Any post can be filled with all varieties of subtle horse poop. So why does using an LLM a bad precedent?
Because generating horseshit at 100000x velocity renders intolerable things that could be tolerated in lesser doses.
That risk exists whether or not it is manufactured.
Yes and no. Yes, in theory, the standard for an LLM-generated thing ought to be the same standard as for a human-generated thing: is it useful, entertaining, or whatever you're looking for. In practice, nobody behaves this way for almost anything in real life. In the same way that the purpose of sex is not simply orgasm, but some kind of connection with another being, the purpose of most utterances is not restricted to the truth value of their postulates. Something more is both sought for and implied when we communicate with each other. Astroturfing w/ AI "content" violates that implicit agreement.

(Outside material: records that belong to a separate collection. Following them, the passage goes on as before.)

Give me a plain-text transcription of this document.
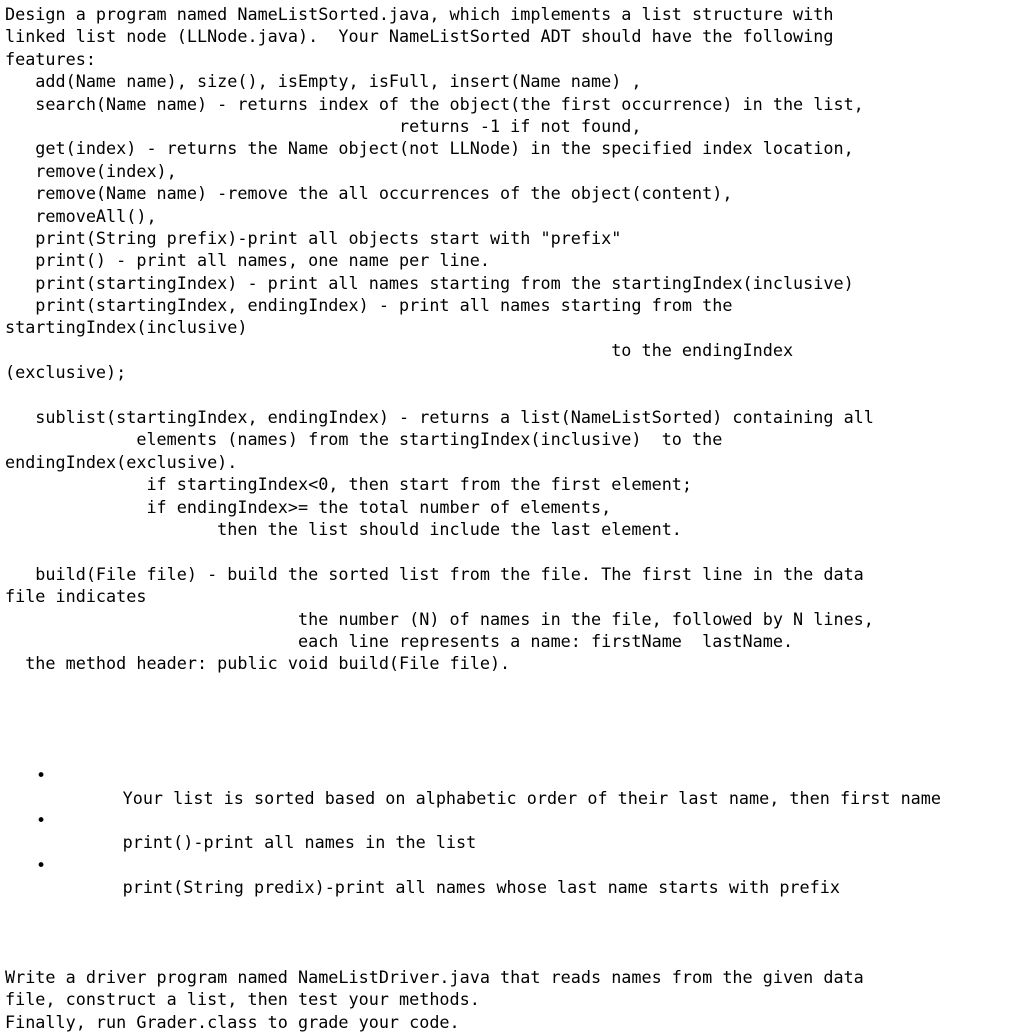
Design a program named NameListSorted.java, which implements a list structure with
linked list node (LLNode.java).  Your NameListSorted ADT should have the following
features:
add(Name name), size(), isEmpty, isFull, insert(Name name) ,
search(Name name) - returns index of the object(the first occurrence) in the list,
returns -1 if not found,
get(index) - returns the Name object(not LLNode) in the specified index location,
remove(index),
remove(Name name) -remove the all occurrences of the object(content),
removeAll(),
print(String prefix)-print all objects start with "prefix"
print() - print all names, one name per line.
print(startingIndex) - print all names starting from the startingIndex(inclusive)
print(startingIndex, endingIndex) - print all names starting from the
startingIndex(inclusive)
to the endingIndex
(exclusive);
sublist(startingIndex, endingIndex) - returns a list(NameListSorted) containing all
elements (names) from the startingIndex(inclusive)  to the
endingIndex(exclusive).
if startingIndex<0, then start from the first element;
if endingIndex>= the total number of elements,
then the list should include the last element.
build(File file) - build the sorted list from the file. The first line in the data
file indicates
the number (N) of names in the file, followed by N lines,
each line represents a name: firstName  lastName.
the method header: public void build(File file).

•
Your list is sorted based on alphabetic order of their last name, then first name

•
print()-print all names in the list

•
print(String predix)-print all names whose last name starts with prefix

Write a driver program named NameListDriver.java that reads names from the given data
file, construct a list, then test your methods.
Finally, run Grader.class to grade your code.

A less fluffy refutation is that most human concerns (e.g., things that are not purely technical; but even some things that are purely technical) are crucially interlaced with tacit knowledge that the speaker doesn't even know that she possesses. In other words: a real person talking about a non-trivial real-life experience brings in experience that would be hard to describe or enumerate but that crucially informs the interaction. The absence of these illegible elements is harder to detect than whether some program compiles or not, but it matters. (And note, this is true of even the hardest of engineering disciplines. The research on tacit knowledge / expertise is clear on that account.)
The only way to distinguish error from truth, absent any infallible authority, is through some degree of research and careful thought.
See above; but also: the truth, the way we usually use the term, is not the only thing at issue.